Because MPVFD is diagnosed based on histological examination of the placenta, antenatal detection is often limited and found later in pregnancy. There is no specific diagnostic marker for this condition, although some case studies demonstrated an association between elevated AFP in the second trimester and MPVFD [10]. Ultrasound suspicion for this condition is generally limited to non-specific findings of fetal growth restriction, abnormal umbilical artery Doppler waveforms, and oligohydramnios [11],[12]. However, we report the presence of unique ultrasound findings of large sub-amniotic placental cysts that correlate with the histological findings of MPVFD and the clinical findings associated with this histopathologic diagnosis. To our knowledge, these findings have not been reported previously.
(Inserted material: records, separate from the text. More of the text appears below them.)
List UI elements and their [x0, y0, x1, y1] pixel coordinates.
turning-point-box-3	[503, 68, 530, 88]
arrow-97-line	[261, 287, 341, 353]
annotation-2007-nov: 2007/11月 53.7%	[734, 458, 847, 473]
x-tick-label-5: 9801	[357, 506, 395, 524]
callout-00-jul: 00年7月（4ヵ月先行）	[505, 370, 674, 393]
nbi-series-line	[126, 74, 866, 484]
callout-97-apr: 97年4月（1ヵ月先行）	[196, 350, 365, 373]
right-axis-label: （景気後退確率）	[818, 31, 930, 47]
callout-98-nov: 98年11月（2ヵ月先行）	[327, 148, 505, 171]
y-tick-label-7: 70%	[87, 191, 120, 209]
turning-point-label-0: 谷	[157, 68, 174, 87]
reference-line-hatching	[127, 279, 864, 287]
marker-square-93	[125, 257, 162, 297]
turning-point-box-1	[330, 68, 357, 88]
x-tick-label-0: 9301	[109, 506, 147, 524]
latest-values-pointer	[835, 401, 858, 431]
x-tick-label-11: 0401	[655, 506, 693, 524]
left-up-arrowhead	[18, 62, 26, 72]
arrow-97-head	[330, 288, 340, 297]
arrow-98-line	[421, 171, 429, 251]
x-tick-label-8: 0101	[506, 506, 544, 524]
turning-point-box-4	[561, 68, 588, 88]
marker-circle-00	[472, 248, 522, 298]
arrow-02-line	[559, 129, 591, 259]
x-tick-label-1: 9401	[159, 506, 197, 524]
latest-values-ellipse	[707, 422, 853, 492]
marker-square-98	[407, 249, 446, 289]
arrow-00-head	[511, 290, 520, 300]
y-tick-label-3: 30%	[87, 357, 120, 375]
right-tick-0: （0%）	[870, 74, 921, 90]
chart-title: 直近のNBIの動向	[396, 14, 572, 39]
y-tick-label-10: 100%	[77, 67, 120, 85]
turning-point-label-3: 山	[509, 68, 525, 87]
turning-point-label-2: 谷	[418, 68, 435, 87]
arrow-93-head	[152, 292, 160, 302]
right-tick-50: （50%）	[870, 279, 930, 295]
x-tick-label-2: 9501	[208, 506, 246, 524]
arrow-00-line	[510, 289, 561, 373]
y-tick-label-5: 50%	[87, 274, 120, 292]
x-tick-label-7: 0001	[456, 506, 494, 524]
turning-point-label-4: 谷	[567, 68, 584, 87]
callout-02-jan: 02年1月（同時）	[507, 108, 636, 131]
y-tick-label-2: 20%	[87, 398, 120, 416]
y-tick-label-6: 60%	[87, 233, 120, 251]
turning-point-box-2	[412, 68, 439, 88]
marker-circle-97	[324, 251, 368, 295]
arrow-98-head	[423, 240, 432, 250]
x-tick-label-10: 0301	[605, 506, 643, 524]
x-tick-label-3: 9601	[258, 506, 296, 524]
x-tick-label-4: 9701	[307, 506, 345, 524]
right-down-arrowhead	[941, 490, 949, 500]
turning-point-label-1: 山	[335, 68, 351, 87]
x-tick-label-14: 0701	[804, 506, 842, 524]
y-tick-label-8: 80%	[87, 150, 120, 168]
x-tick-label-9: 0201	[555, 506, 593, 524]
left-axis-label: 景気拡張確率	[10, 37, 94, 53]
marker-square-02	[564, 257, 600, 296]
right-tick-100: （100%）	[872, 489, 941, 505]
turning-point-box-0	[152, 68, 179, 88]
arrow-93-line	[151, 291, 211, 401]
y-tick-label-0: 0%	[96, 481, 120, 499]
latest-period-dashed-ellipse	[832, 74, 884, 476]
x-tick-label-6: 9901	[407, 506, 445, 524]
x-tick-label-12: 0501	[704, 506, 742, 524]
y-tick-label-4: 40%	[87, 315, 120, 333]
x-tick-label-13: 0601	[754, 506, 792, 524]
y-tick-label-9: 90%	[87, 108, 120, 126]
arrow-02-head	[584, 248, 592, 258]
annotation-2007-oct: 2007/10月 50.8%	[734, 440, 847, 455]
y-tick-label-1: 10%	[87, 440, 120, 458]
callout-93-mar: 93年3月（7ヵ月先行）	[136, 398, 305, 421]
The described findings on prenatal ultrasound are associated with pathologically identified MPVFD and should prompt obstetricians to increase surveillance of the pregnancy including more frequent ultrasound assessment and antenatal testing, counsel the patient regarding the potential risks, consider delivery at an earlier gestational age, and obtain a thorough pathologic evaluation of the placenta after delivery.